Dozens of tornadoes ripped through the South, flattening homes and businesses and killing at least 215 people in six states in the deadliest outbreak in nearly 40 years.
As day broke Thursday, people in hard-hit Alabama surveyed flattened, debris-strewn neighborhoods and told of pulling bodies from rubble after the storms passed Wednesday afternoon and evening.
"It happened so fast it was unbelievable," said Jerry Stewart, a 63-year-old retired firefighter who was picking through the remains of his son's wrecked home in Pleasant Grove, a suburb of Birmingham. "They said the storm was in Tuscaloosa and it would be here in 15 minutes. And before I knew it, it was here."
He and his wife, along with their daughter and two grandchildren, survived by hiding under their front porch. Friends down the street who did the same weren't so lucky — Stewart said he pulled out the bodies of two neighbors whose home was ripped off its foundation.

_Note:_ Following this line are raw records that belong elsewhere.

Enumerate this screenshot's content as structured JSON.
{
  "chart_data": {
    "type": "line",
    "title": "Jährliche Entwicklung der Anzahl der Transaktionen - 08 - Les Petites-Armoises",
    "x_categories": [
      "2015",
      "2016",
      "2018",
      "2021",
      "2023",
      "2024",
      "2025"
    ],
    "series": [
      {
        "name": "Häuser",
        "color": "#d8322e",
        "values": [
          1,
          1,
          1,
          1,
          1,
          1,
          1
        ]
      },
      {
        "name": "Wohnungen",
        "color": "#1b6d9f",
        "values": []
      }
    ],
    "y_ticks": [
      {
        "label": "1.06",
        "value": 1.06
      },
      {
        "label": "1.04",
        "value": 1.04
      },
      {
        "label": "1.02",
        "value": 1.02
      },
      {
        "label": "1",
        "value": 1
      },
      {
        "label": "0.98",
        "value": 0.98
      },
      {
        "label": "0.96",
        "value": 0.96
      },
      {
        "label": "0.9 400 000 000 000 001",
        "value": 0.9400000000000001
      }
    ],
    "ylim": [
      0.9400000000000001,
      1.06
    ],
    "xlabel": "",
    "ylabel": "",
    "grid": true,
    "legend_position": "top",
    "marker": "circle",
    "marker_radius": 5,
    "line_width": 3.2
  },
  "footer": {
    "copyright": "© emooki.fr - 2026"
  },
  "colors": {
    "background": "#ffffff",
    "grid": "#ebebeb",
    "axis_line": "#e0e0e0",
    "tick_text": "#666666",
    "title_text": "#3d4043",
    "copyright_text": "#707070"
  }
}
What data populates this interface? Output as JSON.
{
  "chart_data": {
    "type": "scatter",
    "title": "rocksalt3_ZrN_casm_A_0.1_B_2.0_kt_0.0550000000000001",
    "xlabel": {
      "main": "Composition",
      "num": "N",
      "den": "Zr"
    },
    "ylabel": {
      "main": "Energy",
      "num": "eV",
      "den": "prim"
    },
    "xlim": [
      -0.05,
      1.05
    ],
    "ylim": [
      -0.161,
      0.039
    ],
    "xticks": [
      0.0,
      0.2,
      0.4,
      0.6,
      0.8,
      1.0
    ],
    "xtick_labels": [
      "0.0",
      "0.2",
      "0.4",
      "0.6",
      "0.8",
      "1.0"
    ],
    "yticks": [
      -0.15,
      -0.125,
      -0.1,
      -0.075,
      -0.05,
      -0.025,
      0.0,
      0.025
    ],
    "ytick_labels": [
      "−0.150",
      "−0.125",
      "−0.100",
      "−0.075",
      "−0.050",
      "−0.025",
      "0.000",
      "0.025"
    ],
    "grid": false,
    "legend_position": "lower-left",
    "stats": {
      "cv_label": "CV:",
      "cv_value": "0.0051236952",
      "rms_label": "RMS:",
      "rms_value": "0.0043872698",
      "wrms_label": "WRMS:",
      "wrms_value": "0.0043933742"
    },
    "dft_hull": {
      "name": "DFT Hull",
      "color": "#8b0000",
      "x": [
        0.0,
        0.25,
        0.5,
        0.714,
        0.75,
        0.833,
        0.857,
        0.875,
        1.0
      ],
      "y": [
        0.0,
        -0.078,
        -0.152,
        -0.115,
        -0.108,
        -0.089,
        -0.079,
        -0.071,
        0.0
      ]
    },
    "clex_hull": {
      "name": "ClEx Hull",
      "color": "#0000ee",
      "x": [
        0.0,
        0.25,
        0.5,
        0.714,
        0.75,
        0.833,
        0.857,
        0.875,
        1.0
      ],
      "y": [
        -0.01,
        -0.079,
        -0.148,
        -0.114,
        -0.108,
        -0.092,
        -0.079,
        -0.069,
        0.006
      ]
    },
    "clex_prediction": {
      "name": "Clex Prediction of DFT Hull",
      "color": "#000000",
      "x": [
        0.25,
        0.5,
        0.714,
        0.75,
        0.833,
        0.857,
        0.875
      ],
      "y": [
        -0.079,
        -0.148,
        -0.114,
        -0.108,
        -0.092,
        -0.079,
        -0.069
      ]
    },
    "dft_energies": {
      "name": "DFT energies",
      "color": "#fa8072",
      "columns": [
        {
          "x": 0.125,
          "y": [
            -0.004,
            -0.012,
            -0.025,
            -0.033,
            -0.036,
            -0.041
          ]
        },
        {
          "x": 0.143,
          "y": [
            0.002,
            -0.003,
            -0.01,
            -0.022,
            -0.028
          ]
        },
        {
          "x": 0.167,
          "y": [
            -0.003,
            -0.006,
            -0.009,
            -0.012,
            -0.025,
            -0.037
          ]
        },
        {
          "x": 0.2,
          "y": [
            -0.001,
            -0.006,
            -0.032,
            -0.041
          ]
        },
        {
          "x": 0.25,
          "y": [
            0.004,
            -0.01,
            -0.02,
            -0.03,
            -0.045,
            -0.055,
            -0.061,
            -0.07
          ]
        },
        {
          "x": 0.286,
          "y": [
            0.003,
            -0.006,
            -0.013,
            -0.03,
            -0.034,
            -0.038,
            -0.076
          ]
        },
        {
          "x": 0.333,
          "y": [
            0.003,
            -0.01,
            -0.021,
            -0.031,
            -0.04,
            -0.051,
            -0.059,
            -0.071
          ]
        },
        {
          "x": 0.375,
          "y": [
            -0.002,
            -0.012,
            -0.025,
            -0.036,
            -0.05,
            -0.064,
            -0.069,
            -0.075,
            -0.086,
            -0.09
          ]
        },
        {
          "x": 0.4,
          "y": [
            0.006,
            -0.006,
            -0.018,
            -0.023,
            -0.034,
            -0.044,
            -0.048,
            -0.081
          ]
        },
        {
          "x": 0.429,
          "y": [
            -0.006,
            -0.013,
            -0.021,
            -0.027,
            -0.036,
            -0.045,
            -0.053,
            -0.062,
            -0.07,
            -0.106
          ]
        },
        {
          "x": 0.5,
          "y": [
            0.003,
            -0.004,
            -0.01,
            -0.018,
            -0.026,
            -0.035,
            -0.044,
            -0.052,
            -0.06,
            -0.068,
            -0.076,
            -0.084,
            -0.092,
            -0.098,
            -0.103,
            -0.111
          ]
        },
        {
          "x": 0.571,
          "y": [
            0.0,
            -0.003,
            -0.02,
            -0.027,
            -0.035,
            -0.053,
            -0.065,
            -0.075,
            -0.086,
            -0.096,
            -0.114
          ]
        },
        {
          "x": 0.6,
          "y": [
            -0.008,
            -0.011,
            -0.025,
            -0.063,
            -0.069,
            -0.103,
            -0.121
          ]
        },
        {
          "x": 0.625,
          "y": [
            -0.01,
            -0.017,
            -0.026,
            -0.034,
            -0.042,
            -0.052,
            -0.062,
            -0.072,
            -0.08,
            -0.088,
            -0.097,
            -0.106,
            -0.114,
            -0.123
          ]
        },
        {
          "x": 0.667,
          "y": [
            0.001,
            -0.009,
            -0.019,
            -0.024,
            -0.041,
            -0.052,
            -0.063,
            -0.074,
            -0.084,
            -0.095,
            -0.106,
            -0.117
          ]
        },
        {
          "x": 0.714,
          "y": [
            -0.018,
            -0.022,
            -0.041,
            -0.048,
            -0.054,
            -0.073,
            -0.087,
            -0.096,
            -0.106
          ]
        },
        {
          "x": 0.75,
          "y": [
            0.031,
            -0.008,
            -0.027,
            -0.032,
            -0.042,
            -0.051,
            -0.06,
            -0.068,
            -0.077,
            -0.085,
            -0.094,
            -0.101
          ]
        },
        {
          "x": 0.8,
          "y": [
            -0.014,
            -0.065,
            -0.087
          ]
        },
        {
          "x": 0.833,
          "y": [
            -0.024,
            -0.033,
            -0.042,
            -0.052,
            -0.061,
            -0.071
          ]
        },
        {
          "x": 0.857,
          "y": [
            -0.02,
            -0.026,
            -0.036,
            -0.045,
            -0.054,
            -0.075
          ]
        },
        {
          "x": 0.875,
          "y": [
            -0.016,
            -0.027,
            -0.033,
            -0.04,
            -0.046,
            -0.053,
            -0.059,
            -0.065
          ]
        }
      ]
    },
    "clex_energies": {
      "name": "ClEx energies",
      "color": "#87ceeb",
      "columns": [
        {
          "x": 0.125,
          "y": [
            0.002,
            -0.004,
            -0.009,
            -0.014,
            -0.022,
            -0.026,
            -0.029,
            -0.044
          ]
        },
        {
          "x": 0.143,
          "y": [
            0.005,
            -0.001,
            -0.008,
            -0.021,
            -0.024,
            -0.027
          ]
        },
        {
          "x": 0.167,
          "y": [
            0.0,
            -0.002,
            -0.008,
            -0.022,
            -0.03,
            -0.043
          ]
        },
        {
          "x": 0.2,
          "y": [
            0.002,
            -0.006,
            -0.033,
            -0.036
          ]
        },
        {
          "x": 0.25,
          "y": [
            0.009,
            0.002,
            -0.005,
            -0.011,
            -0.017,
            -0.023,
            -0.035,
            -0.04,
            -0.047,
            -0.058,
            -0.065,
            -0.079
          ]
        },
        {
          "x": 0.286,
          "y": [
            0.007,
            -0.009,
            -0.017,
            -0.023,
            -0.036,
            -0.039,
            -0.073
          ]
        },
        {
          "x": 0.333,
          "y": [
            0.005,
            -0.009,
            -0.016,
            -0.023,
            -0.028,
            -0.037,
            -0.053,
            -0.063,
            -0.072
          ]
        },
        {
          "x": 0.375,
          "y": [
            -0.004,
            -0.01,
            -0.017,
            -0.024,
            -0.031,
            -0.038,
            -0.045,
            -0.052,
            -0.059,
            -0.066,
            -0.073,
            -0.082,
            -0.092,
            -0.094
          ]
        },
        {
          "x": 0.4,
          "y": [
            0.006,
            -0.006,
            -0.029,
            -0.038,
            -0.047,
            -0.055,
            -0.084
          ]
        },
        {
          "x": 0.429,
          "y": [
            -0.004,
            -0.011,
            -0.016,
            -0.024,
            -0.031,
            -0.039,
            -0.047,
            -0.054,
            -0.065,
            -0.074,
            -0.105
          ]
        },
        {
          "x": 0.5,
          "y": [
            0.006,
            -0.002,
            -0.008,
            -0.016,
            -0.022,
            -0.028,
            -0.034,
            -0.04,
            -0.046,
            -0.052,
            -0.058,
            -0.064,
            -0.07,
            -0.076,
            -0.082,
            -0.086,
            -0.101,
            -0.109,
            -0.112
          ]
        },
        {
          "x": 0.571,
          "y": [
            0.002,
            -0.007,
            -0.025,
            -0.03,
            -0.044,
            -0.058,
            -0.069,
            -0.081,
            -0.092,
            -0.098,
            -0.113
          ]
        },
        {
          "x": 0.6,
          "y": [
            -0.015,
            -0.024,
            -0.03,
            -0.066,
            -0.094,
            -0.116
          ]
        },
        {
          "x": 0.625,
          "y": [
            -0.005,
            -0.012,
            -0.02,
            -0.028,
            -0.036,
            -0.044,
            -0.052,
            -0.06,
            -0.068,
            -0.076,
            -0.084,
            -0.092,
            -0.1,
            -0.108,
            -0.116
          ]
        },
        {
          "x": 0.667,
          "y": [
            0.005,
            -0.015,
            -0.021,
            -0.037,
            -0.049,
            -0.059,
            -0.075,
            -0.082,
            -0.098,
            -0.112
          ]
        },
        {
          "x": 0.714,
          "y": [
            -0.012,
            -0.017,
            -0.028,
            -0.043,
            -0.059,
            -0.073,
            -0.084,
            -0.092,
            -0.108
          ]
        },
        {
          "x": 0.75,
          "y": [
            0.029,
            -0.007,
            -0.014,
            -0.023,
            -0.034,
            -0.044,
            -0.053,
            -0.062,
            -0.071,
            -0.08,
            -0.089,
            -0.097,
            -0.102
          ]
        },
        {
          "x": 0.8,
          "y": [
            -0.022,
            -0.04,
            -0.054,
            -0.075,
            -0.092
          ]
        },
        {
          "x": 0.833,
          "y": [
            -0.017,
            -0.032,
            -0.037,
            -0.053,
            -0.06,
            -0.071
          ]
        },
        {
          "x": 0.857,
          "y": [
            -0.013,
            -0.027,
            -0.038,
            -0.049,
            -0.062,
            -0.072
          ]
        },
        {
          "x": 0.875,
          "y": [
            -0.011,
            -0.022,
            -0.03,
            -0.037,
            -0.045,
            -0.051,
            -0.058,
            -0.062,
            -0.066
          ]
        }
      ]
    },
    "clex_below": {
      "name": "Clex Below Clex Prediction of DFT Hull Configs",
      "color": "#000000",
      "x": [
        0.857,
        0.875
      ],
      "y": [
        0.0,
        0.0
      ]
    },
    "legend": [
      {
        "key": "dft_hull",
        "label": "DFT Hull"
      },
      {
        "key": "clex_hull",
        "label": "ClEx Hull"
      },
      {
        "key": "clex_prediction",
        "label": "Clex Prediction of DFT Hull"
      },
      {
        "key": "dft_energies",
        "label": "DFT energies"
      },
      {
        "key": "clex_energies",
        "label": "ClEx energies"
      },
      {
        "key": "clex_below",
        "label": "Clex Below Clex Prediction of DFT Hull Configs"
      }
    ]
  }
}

Alabama's state emergency management agency said it had confirmed 131 deaths, while there were 32 in Mississippi, 30 in Tennessee, 13 in Georgia, eight in Virginia and one in Kentucky.
The National Weather Service's Storm Prediction Center in Norman, Okla., said it received 137 tornado reports into Wednesday night.
Some of the worst damage was in Tuscaloosa, a city of more than 83,000 that is home to the University of Alabama. Neighborhoods there were leveled by a massive tornado caught on video by a tower-mounted news camera that barreled through late Wednesday afternoon.